While Loertscher was detained at the hospital, the court held an emergency hearing to determine if she posed a substantial risk to her fetus under the statute. At this hearing the court appointed a guardian for Loertscher’s fetus but denied Loertscher counsel. The court found Loertscher met the criteria for involuntary detention and medical treatment during her pregnancy and ordered Loertsher be transferred to and held at the Taylor County Jail.

Loertscher challenged her detention. In April last year a federal district court struck the law as unconstitutional. The district court concluded that Act 292 “affords neither fair warning as to the conduct it prohibits nor reasonably precise standards for its enforcement.” The district court concluded, “erratic enforcement, driven by the stigma attached to drug and alcohol use by expectant mothers, is all but ensured.”  

Attorneys for Wisconsin appealed to the U.S. Court of Appeals for the Seventh Circuit and asked the U.S. Supreme Court for a stay of the April order while the appeal proceeded. In July 2017, the Supreme Court granted that request and allowed prosecutors to return to enforcing the law while the appeal continued.

On Monday, a panel of judges from the Seventh Circuit ruled that because Loertscher had moved out of state the law no longer posed a risk to her. The ruling avoids dealing with the constitutional challenges raised to the so-called personhood statute. 

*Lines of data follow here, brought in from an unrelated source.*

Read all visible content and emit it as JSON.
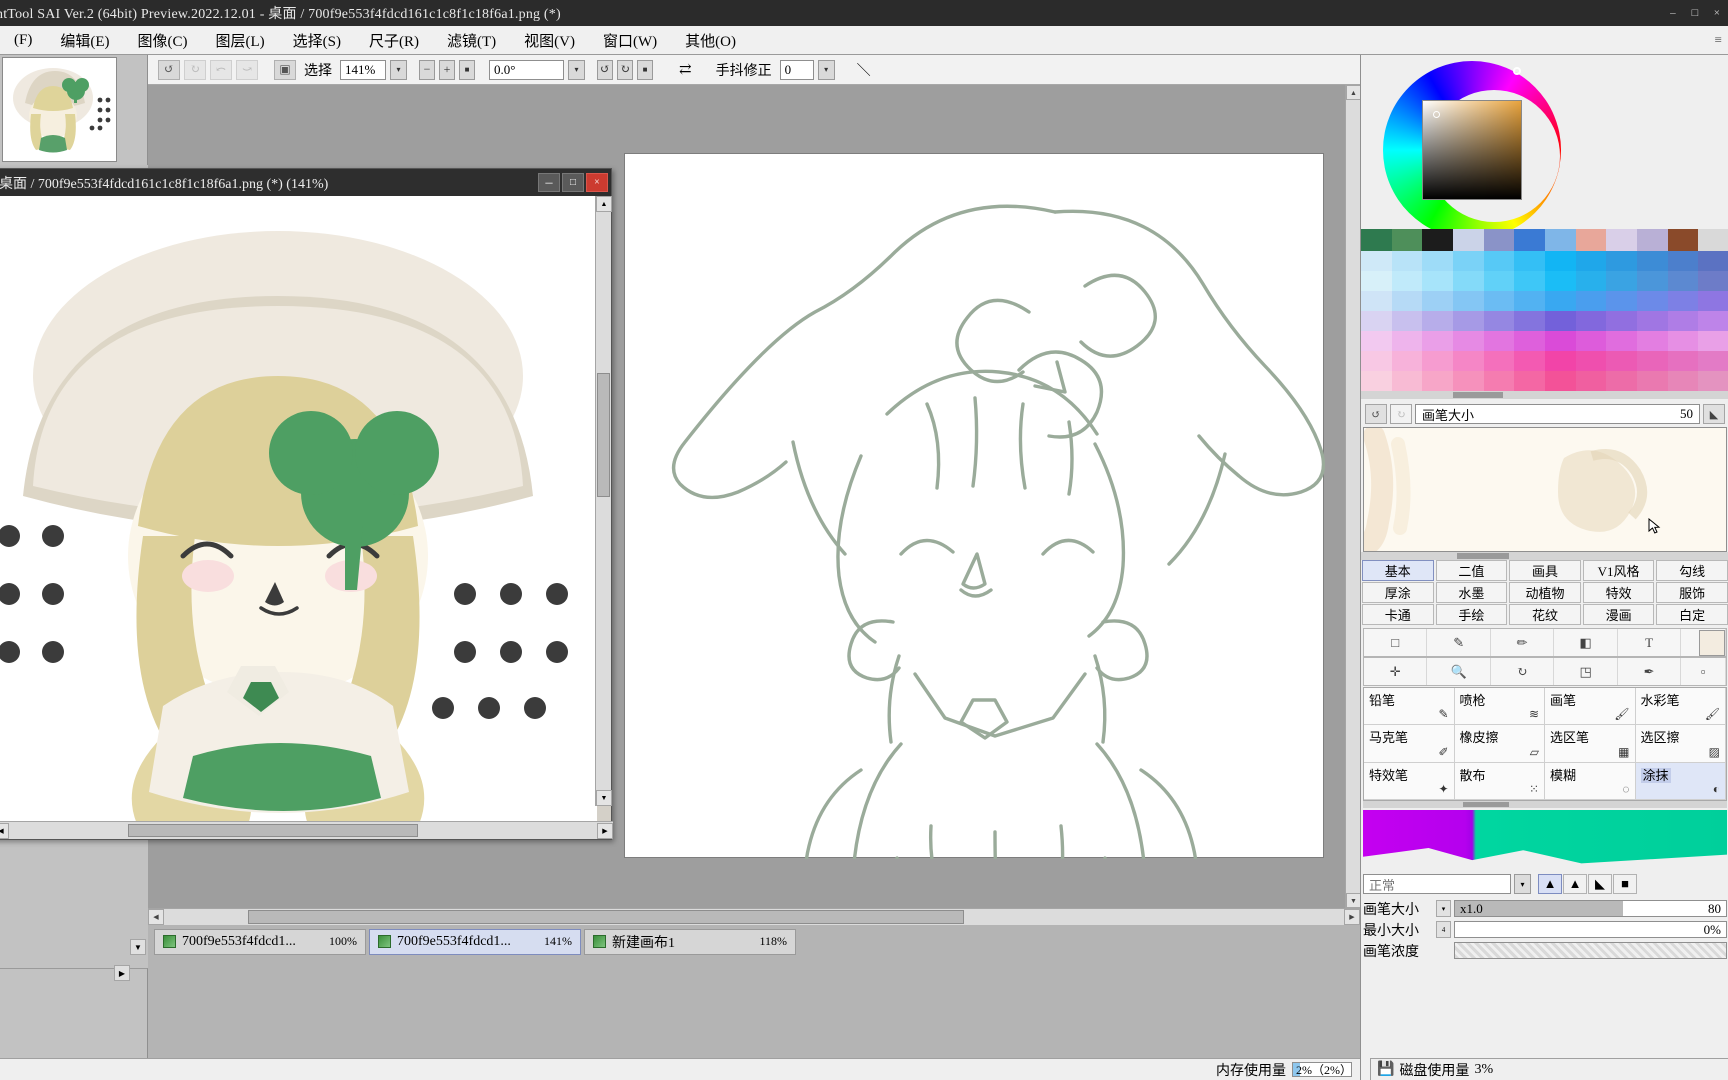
{
  "window": {
    "title": "ntTool SAI Ver.2 (64bit) Preview.2022.12.01 - 桌面 / 700f9e553f4fdcd161c1c8f1c18f6a1.png (*)",
    "minimize": "–",
    "maximize": "□",
    "close": "×"
  },
  "menu": {
    "items": [
      {
        "label": "(F)"
      },
      {
        "label": "编辑(E)"
      },
      {
        "label": "图像(C)"
      },
      {
        "label": "图层(L)"
      },
      {
        "label": "选择(S)"
      },
      {
        "label": "尺子(R)"
      },
      {
        "label": "滤镜(T)"
      },
      {
        "label": "视图(V)"
      },
      {
        "label": "窗口(W)"
      },
      {
        "label": "其他(O)"
      }
    ],
    "right_marker": "≡"
  },
  "toolbar": {
    "undo_icon": "↺",
    "redo_icon": "↻",
    "btn3_icon": "⤺",
    "btn4_icon": "⤻",
    "select_toggle_icon": "▣",
    "select_label": "选择",
    "zoom_value": "141%",
    "zoom_dropdown_icon": "▾",
    "zoom_out": "−",
    "zoom_in": "+",
    "zoom_reset": "■",
    "rotate_value": "0.0°",
    "rotate_dropdown_icon": "▾",
    "rotate_ccw": "↺",
    "rotate_cw": "↻",
    "rotate_reset": "■",
    "flip_icon": "⇄",
    "stabilizer_label": "手抖修正",
    "stabilizer_value": "0",
    "stabilizer_dropdown_icon": "▾",
    "pen_icon": "＼"
  },
  "document_window": {
    "title": "桌面 / 700f9e553f4fdcd161c1c8f1c18f6a1.png (*) (141%)",
    "minimize": "－",
    "maximize": "□",
    "close": "×"
  },
  "color_panel": {
    "swatches": [
      "#2e7a4f",
      "#4e8f5a",
      "#1c1c1c",
      "#cbd3e8",
      "#8a93c8",
      "#3a7ad4",
      "#7fb6e8",
      "#e8a79a",
      "#d9cfe8",
      "#b9b0d6",
      "#8a4a2a",
      "#d9d9d9"
    ],
    "palette_colors": [
      "#cfe9f8",
      "#b8e3f8",
      "#9edcf8",
      "#7ad2f7",
      "#57c9f6",
      "#34bff5",
      "#12b5f4",
      "#1fa7ea",
      "#2e9ae0",
      "#3d8cd6",
      "#4c7fcc",
      "#5b72c2",
      "#d7f0f9",
      "#c0eafa",
      "#a7e4fa",
      "#84daf9",
      "#61d1f8",
      "#3ec7f7",
      "#1bbdf6",
      "#28b0ec",
      "#3aa3e3",
      "#4b96da",
      "#5c89d1",
      "#6d7cc8",
      "#cfe4f7",
      "#b6daf6",
      "#9dd0f5",
      "#84c6f4",
      "#6bbcf3",
      "#52b2f2",
      "#39a8f1",
      "#4a9eee",
      "#5b94eb",
      "#6c8ae8",
      "#7d80e5",
      "#8e76e2",
      "#d9d3f2",
      "#c8c0ee",
      "#b7adea",
      "#a69ae6",
      "#9587e2",
      "#8474de",
      "#7361da",
      "#8268dd",
      "#916fe0",
      "#a076e3",
      "#af7de6",
      "#be84e9",
      "#f2c9f0",
      "#eeb4ec",
      "#ea9fe8",
      "#e68ae4",
      "#e275e0",
      "#de60dc",
      "#da4bd8",
      "#dd5cdb",
      "#e06dde",
      "#e37ee1",
      "#e68fe4",
      "#e9a0e7",
      "#f8c8e4",
      "#f7b2da",
      "#f69cd0",
      "#f586c6",
      "#f470bc",
      "#f35ab2",
      "#f244a8",
      "#ef4fae",
      "#ec5ab4",
      "#e965ba",
      "#e670c0",
      "#e37bc6",
      "#f9d0e0",
      "#f8bbd4",
      "#f7a6c8",
      "#f691bc",
      "#f57cb0",
      "#f467a4",
      "#f35298",
      "#f05fa0",
      "#ed6ca8",
      "#ea79b0",
      "#e786b8",
      "#e493c0"
    ],
    "palette_bg": "#e9e9f2"
  },
  "brush_size_panel": {
    "back_icon": "↺",
    "forward_icon": "↻",
    "label": "画笔大小",
    "value": "50",
    "expand_icon": "◣"
  },
  "category_tabs": {
    "rows": [
      [
        {
          "label": "基本",
          "active": true
        },
        {
          "label": "二值",
          "active": false
        },
        {
          "label": "画具",
          "active": false
        },
        {
          "label": "V1风格",
          "active": false
        },
        {
          "label": "勾线",
          "active": false
        }
      ],
      [
        {
          "label": "厚涂",
          "active": false
        },
        {
          "label": "水墨",
          "active": false
        },
        {
          "label": "动植物",
          "active": false
        },
        {
          "label": "特效",
          "active": false
        },
        {
          "label": "服饰",
          "active": false
        }
      ],
      [
        {
          "label": "卡通",
          "active": false
        },
        {
          "label": "手绘",
          "active": false
        },
        {
          "label": "花纹",
          "active": false
        },
        {
          "label": "漫画",
          "active": false
        },
        {
          "label": "白定",
          "active": false
        }
      ]
    ]
  },
  "tool_icons": {
    "row1": [
      "□",
      "✎",
      "✏",
      "◧",
      "T"
    ],
    "row2": [
      "✛",
      "🔍",
      "↻",
      "◳",
      "✒"
    ],
    "row2_extra": "▫"
  },
  "brush_grid": [
    {
      "name": "铅笔",
      "glyph": "✎",
      "selected": false
    },
    {
      "name": "喷枪",
      "glyph": "≋",
      "selected": false
    },
    {
      "name": "画笔",
      "glyph": "🖌",
      "selected": false
    },
    {
      "name": "水彩笔",
      "glyph": "🖌",
      "selected": false
    },
    {
      "name": "马克笔",
      "glyph": "✐",
      "selected": false
    },
    {
      "name": "橡皮擦",
      "glyph": "▱",
      "selected": false
    },
    {
      "name": "选区笔",
      "glyph": "▦",
      "selected": false
    },
    {
      "name": "选区擦",
      "glyph": "▨",
      "selected": false
    },
    {
      "name": "特效笔",
      "glyph": "✦",
      "selected": false
    },
    {
      "name": "散布",
      "glyph": "⁙",
      "selected": false
    },
    {
      "name": "模糊",
      "glyph": "◌",
      "selected": false
    },
    {
      "name": "涂抹",
      "glyph": "◐",
      "selected": true
    }
  ],
  "blend_mode": {
    "value": "正常",
    "dropdown_icon": "▾",
    "shapes": [
      {
        "glyph": "▲",
        "active": true
      },
      {
        "glyph": "▲",
        "active": false
      },
      {
        "glyph": "◣",
        "active": false
      },
      {
        "glyph": "■",
        "active": false
      }
    ]
  },
  "sliders": [
    {
      "label": "画笔大小",
      "dropdown": "▾",
      "left_text": "x1.0",
      "right_text": "80",
      "fill_pct": 62,
      "hatch": false
    },
    {
      "label": "最小大小",
      "dropdown": "4",
      "left_text": "",
      "right_text": "0%",
      "fill_pct": 0,
      "hatch": false
    },
    {
      "label": "画笔浓度",
      "dropdown": "",
      "left_text": "",
      "right_text": "",
      "fill_pct": 0,
      "hatch": true
    }
  ],
  "document_tabs": [
    {
      "name": "700f9e553f4fdcd1...",
      "zoom": "100%",
      "active": false
    },
    {
      "name": "700f9e553f4fdcd1...",
      "zoom": "141%",
      "active": true
    },
    {
      "name": "新建画布1",
      "zoom": "118%",
      "active": false
    }
  ],
  "status_bar": {
    "memory_label": "内存使用量",
    "memory_value": "2%（2%）",
    "memory_pct": 12,
    "disk_icon": "💾",
    "disk_label": "磁盘使用量",
    "disk_value": "3%",
    "disk_pct": 10
  },
  "scroll": {
    "up_arrow": "▲",
    "down_arrow": "▼",
    "left_arrow": "◀",
    "right_arrow": "▶"
  },
  "canvas": {
    "artwork_description": "chibi girl with clover hat sketch"
  }
}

Monday’s decision “demonstrates that it is extremely difficult for a woman to get justice in the federal courts when a law deprives her of her constitutional rights because she is pregnant,” Nancy Rosenbloom, director of legal advocacy at National Advocates for Pregnant Women, said in a statement. 

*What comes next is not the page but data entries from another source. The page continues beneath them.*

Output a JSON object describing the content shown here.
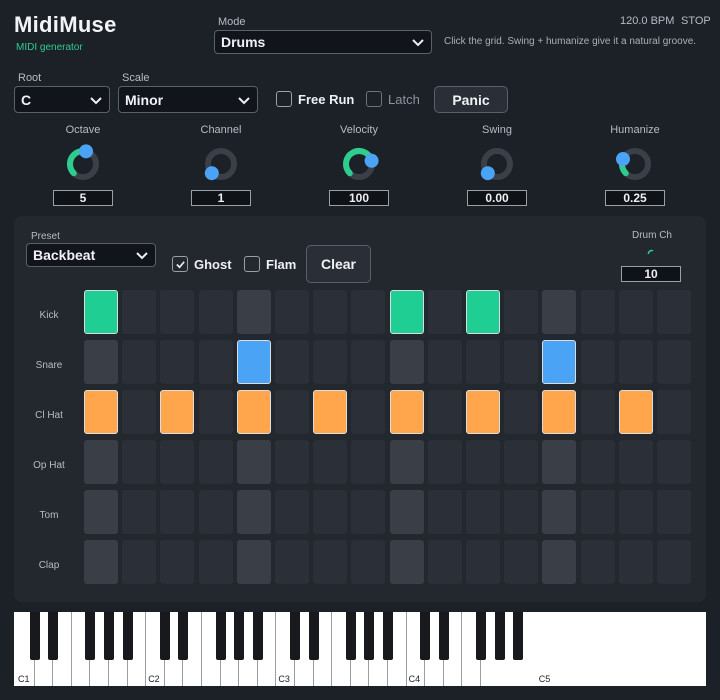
{
  "app": {
    "title": "MidiMuse",
    "subtitle": "MIDI generator"
  },
  "mode": {
    "label": "Mode",
    "value": "Drums"
  },
  "transport": {
    "bpm": "120.0 BPM",
    "state": "STOP"
  },
  "hint": "Click the grid. Swing + humanize give it a natural groove.",
  "root": {
    "label": "Root",
    "value": "C"
  },
  "scale": {
    "label": "Scale",
    "value": "Minor"
  },
  "free_run": {
    "label": "Free Run",
    "checked": false
  },
  "latch": {
    "label": "Latch",
    "checked": false
  },
  "panic_label": "Panic",
  "knobs": [
    {
      "label": "Octave",
      "value": "5",
      "level": 0.55
    },
    {
      "label": "Channel",
      "value": "1",
      "level": 0.0
    },
    {
      "label": "Velocity",
      "value": "100",
      "level": 0.78
    },
    {
      "label": "Swing",
      "value": "0.00",
      "level": 0.0
    },
    {
      "label": "Humanize",
      "value": "0.25",
      "level": 0.25
    }
  ],
  "preset": {
    "label": "Preset",
    "value": "Backbeat"
  },
  "ghost": {
    "label": "Ghost",
    "checked": true
  },
  "flam": {
    "label": "Flam",
    "checked": false
  },
  "clear_label": "Clear",
  "drum_ch": {
    "label": "Drum Ch",
    "value": "10"
  },
  "colors": {
    "kick": "#1fce92",
    "snare": "#4aa3f5",
    "hat": "#ffa64d",
    "accent": "#2ecc8f"
  },
  "grid": {
    "steps": 16,
    "rows": [
      {
        "name": "Kick",
        "color": "kick",
        "steps": [
          1,
          0,
          0,
          0,
          0,
          0,
          0,
          0,
          1,
          0,
          1,
          0,
          0,
          0,
          0,
          0
        ]
      },
      {
        "name": "Snare",
        "color": "snare",
        "steps": [
          0,
          0,
          0,
          0,
          1,
          0,
          0,
          0,
          0,
          0,
          0,
          0,
          1,
          0,
          0,
          0
        ]
      },
      {
        "name": "Cl Hat",
        "color": "hat",
        "steps": [
          1,
          0,
          1,
          0,
          1,
          0,
          1,
          0,
          1,
          0,
          1,
          0,
          1,
          0,
          1,
          0
        ]
      },
      {
        "name": "Op Hat",
        "color": "hat",
        "steps": [
          0,
          0,
          0,
          0,
          0,
          0,
          0,
          0,
          0,
          0,
          0,
          0,
          0,
          0,
          0,
          0
        ]
      },
      {
        "name": "Tom",
        "color": "hat",
        "steps": [
          0,
          0,
          0,
          0,
          0,
          0,
          0,
          0,
          0,
          0,
          0,
          0,
          0,
          0,
          0,
          0
        ]
      },
      {
        "name": "Clap",
        "color": "hat",
        "steps": [
          0,
          0,
          0,
          0,
          0,
          0,
          0,
          0,
          0,
          0,
          0,
          0,
          0,
          0,
          0,
          0
        ]
      }
    ]
  },
  "keyboard": {
    "octave_labels": [
      "C1",
      "C2",
      "C3",
      "C4",
      "C5"
    ]
  }
}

“In vacating on supposed mootness, the Seventh Circuit opinion suggests that Act 292 is both clear and benign. It is neither,” said Rosenbloom. 

“For example it omits the facts that Ms. Loertscher was not diagnosed with a substance-use disorder and that she did not use any substances after confirming that she was pregnant. The opinion ignores that the doctor whose testimony was used to order unnecessary forced treatment admitted she was not an expert on the effects of drugs and had no idea her testimony would be used as a basis for jailing a pregnant woman.” 

This is the second time a federal court has relied on “mootness” grounds to prevent a Wisconsin woman from challenging Act 292. In the first case, a federal court held that because Alicia Beltran was no longer being forced to submit to treatment, she did not have standing to challenge the law.

Two other states, South Dakota and Minnesota, have laws allowing for the civil commitment of pregnant people who use drugs. But only the Wisconsin law puts pregnant people under the jurisdiction of juvenile court, where the fetus is appointed a guardian ad litem and the pregnant person is not guaranteed counsel. 

National Advocates for Pregnant Women, the NYU School of Law Reproductive Justice Clinic, and the Perkins Coie law firm in Madison, Wisconsin, represent Loertscher who has the option to appeal Monday’s decision to the entire panel of judges on the Seventh Circuit Court of Appeals.